Plasticity of clonal populations of dedifferentiated adult human articular chondrocytes




To investigate whether adult human articular chondrocytes (AHACs), dedifferentiated by monolayer expansion, can differentiate toward diverse mesenchymal lineages and, if so, whether this ability is regulated by growth factors during monolayer expansion.

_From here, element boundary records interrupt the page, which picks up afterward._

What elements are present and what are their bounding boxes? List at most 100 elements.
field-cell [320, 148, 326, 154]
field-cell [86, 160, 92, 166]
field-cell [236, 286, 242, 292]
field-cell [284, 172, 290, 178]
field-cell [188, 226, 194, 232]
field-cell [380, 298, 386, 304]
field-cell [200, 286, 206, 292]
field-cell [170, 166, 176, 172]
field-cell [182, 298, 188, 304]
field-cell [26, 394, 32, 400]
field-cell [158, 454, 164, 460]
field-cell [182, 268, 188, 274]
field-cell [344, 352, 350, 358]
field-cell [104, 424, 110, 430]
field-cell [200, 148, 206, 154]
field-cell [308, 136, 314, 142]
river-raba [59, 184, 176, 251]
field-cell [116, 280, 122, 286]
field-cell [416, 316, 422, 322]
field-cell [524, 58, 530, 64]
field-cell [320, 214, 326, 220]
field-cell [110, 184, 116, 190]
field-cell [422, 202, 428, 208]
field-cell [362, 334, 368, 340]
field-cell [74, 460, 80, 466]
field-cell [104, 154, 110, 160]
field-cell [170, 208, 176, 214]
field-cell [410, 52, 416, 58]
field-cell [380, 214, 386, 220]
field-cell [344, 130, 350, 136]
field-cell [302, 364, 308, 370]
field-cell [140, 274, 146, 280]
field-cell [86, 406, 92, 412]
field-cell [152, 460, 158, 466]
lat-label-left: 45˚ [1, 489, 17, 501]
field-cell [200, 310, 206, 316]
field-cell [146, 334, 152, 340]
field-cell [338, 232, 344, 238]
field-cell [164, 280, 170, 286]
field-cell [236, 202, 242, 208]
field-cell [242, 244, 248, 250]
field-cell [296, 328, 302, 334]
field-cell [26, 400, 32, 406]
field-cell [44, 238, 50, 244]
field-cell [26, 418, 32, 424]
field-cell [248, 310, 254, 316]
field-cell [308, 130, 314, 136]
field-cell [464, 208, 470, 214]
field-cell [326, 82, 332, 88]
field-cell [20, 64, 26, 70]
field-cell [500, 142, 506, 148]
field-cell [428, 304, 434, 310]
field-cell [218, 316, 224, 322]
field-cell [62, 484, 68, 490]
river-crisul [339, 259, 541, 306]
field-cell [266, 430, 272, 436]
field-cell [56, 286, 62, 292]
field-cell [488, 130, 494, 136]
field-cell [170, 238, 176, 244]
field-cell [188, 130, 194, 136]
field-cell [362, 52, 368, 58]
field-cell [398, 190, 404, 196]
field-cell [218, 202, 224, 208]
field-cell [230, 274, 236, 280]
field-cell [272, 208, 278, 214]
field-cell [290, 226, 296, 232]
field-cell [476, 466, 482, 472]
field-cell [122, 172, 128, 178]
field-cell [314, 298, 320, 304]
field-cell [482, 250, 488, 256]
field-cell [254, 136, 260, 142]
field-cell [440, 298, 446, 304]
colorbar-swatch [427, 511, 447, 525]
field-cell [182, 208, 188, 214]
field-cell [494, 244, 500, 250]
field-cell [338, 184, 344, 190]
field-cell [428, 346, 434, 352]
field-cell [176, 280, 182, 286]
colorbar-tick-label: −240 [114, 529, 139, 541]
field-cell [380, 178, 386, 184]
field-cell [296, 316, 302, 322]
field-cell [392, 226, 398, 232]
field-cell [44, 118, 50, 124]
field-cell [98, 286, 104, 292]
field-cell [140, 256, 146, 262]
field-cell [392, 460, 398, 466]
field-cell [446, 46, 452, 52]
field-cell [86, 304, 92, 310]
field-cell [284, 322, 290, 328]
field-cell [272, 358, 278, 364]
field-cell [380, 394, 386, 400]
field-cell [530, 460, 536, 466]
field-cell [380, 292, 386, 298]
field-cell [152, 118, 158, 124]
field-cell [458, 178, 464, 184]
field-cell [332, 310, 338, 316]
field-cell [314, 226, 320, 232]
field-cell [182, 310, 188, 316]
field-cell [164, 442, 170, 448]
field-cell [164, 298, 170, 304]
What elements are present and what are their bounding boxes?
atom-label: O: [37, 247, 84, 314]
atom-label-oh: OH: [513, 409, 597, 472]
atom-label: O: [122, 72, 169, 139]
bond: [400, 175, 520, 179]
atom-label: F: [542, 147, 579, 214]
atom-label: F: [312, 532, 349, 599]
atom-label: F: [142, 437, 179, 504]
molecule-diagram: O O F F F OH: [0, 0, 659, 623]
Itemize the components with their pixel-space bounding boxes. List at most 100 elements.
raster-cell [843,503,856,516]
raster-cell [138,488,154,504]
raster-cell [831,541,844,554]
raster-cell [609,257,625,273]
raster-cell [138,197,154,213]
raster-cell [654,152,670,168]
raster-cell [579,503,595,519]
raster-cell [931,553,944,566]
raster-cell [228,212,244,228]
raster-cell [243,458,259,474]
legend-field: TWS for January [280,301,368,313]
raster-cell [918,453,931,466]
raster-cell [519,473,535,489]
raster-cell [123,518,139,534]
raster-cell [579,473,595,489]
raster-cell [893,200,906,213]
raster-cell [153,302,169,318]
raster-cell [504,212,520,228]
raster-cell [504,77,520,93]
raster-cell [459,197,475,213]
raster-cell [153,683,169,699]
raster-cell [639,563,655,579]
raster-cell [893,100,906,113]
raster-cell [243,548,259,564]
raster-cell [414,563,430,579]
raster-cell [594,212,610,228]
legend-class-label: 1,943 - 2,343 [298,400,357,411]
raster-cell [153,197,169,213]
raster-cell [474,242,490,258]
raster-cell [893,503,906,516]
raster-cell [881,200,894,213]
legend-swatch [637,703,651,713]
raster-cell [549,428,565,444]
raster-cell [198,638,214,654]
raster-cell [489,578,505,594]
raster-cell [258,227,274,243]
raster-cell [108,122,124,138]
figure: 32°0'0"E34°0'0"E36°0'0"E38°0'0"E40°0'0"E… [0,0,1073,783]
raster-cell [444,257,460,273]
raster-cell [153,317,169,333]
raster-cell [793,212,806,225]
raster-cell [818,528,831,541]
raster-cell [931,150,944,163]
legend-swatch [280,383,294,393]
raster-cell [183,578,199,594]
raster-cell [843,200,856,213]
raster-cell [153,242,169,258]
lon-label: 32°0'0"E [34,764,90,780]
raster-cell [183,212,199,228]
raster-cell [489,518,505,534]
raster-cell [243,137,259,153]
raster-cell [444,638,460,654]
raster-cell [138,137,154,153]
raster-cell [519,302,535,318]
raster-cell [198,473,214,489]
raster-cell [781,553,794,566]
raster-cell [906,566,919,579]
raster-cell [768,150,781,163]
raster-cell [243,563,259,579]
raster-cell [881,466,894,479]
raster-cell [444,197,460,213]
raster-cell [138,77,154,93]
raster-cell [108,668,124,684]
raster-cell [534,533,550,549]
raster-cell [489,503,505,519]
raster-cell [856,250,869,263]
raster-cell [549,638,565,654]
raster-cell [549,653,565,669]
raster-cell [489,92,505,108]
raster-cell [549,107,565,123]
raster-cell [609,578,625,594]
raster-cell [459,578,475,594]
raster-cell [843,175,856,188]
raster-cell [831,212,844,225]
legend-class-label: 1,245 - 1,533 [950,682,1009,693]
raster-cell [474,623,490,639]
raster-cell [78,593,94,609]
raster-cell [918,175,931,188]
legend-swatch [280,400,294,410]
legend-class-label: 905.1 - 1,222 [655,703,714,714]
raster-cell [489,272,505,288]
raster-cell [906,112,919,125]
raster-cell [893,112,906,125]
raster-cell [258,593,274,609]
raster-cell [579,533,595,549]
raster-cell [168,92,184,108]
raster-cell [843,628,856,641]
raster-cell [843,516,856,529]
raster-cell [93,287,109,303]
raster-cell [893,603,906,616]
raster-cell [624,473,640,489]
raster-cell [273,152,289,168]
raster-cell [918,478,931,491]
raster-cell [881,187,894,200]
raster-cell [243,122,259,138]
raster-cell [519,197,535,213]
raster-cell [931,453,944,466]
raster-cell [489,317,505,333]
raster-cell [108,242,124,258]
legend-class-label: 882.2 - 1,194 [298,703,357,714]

AHACs were expanded as multiclonal or clonal populations in medium without (control) or with factors enhancing cell dedifferentiation (transforming growth factor β1, fibroblast growth factor 2, and platelet-derived growth factor type BB [TFP]). Cells were then cultured under conditions promoting chondrogenic, osteogenic, or adipogenic differentiation, and the acquired phenotypes were assessed histologically, biochemically, and by real-time reverse transcriptase–polymerase chain reaction.


Multiclonal populations of both control- and TFP-expanded AHACs differentiated toward the chondrogenic, osteogenic, and adipogenic lineages. Compared with control-expanded AHACs, TFP-expanded cells displayed enhanced chondrogenic differentiation capacity (2.4-fold higher glycosaminoglycan/DNA content and 2,500-fold higher up-regulation of type II collagen) and osteogenic differentiation capacity (9.4-fold higher increase in alkaline phosphatase activity and 12.4-fold higher up-regulation of bone sialoprotein), but reduced formation of adipocytes (5.2-fold lower oil red O–positive cells/area). Clonal populations of AHACs could be efficiently expanded in TFP, but not in control medium. Most TFP-expanded clones were able to redifferentiate only into chondrocytes (7 of 20) or were unable to differentiate (6 of 20). However, some clones (2 of 20) differentiated toward all of the lineages investigated, thus displaying characteristics of mesenchymal progenitor cells.


Dedifferentiated AHACs exhibit differentiation plasticity, which is modulated by growth factors used during monolayer expansion and is highly heterogeneous across different clones. Clonal culture of AHACs in the presence of regulatory molecules could lead to the identification of AHAC subpopulations with enhanced cartilage repair capacity.